Het vakgebied heeft zich in de afgelopen eeuw steeds meer opgaven toegeëigend. Mooi, maar tegelijk is er ook het besef dat we ons, onder invloed van de tijdgeest, hebben laten leiden door een antropocentrische kijk op het landschap. Nu botsen we op de grenzen van de maakbaarheid. Hoe blijf je in een dergelijke tijd als vakgebied relevant?

Ik ben blij met het beleidsmatige principe ‘bodem en water sturend’. Omdat er meer ruimte ontstaat om te doordenken hoe je natuurlijke processen en systemen meer de ruimte kan geven. Dat is zeker niet makkelijk in een landschap waar zoveel door de mens is vastgelegd. Het vraagt om écht een andere manier van denken, die uitgaat van een andere, meer bescheiden houding van de mens, als onderdeel van de natuur. Ik vind het inspirerend dat er nieuwe bewegingen en filosofieën zijn die hier uiting aan proberen te geven zoals Natuurcollege, Rechten voor de Natuur, het Symbioceen etc.

Als gastdocent beoordeel je o.a. tentamens aan de Academie van Bouwkunst Amsterdam. Wat zou jij toekomstige landschapsarchitecten mee willen geven?
Pff, lastige vraag! Ik was lange tijd gefascineerd door ontwerpmethodiek, d.w.z. de vraag hóe je ontwerpt en maakte daar i.s.m. Noël van Dooren ook een reader over voor de Academie. Elk ontwerpproces is eigenlijk een creatief experiment, je weet van te voren niet wat het resultaat zal zijn. Hans Warnau (1922-1995), docent tijdens mijn eerste jaar op de Academie, verwoordde dit heel treffend “in het ontwerpen gaat het in essentie om de kunst te leren leven met onzekerheden.” Een ontwerper is te typeren als een ‘improviserende professional’ die onderhandelt tussen ‘probleem’ en ‘oplossing’. Er bestaat geen één recept voor ontwerp maar je kunt wel bijdragen aan de juiste condities. Opdrachtgevers hebben hierbij natuurlijk ook een rol. Belangrijk zijn bijvoorbeeld openheid, lef, kennis en het creëren van manoeuvreerruimte.

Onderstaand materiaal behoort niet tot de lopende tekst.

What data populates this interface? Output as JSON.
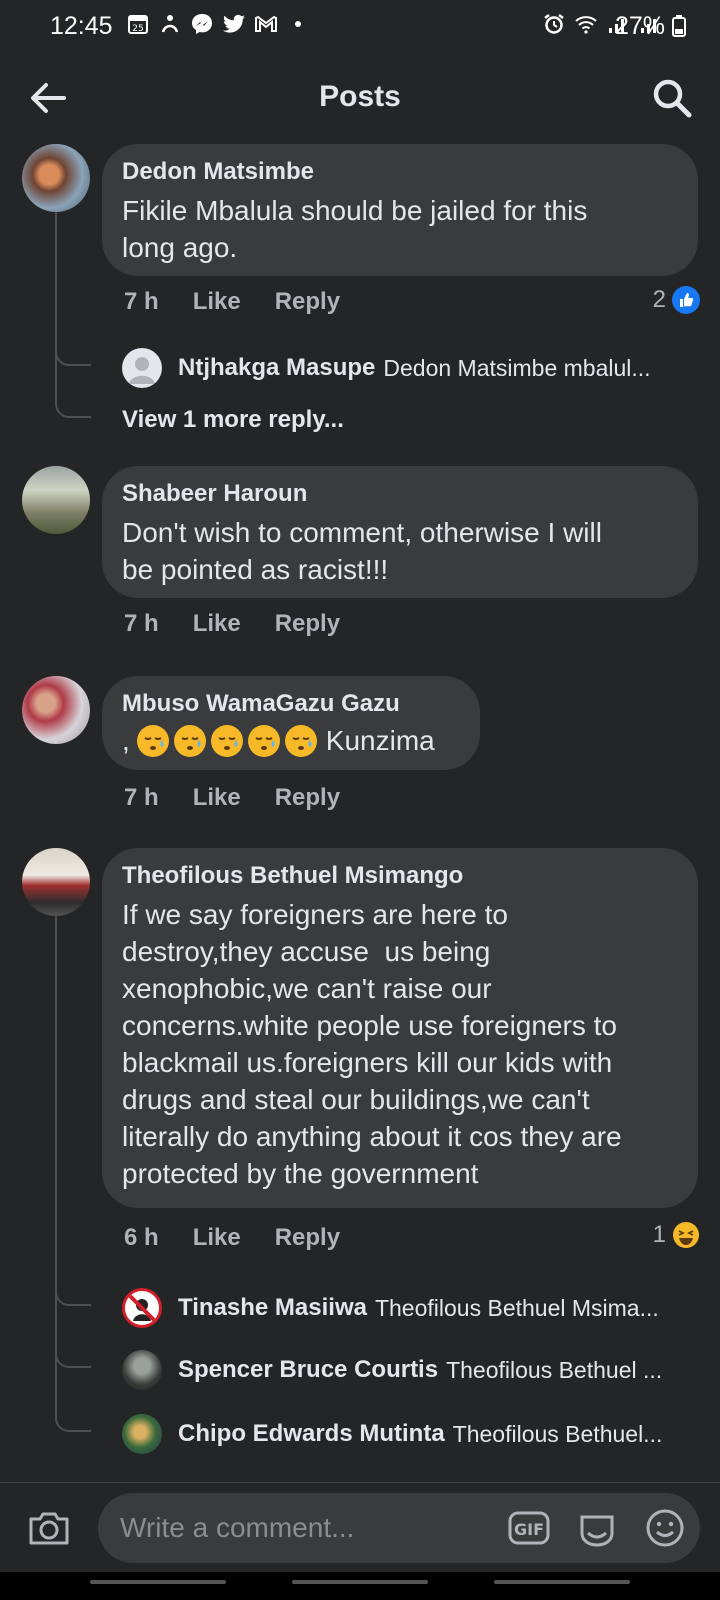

Afbeelding: Reader voor de Academie van Bouwkunst i.s.m Noel van Dooren (2015) n.a.v een collegereeks over ontwerpmethodiek (2006-2017).

Ik moest hier pas aan terugdenken tijdens het slotsymposium van de Landschapstriënnale. Rijksadviseur Jannemarie de Jonge gaf het podium aan een aantal jonge vakgenoten om kritisch te reflecteren op de huidige denkwijzen voor de Waddenkust. Ze gaf daarbij aan: “De toekomst is niet te voorspellen. We weten dat het gaat veranderen maar niet precies hoe. We moeten lerend omgaan met onzekerheden.” Ik wens de huidige generatie toe dat ze de ruimte krijgt om dit lerende denken in te zetten bij de opgaven die een grote weerslag hebben op het landschap, zoals klimaat, (drink)water en biodiversiteit. En dat ze daar een niche en werkwijze in weet te vinden die hun past én ontwerpplezier geeft.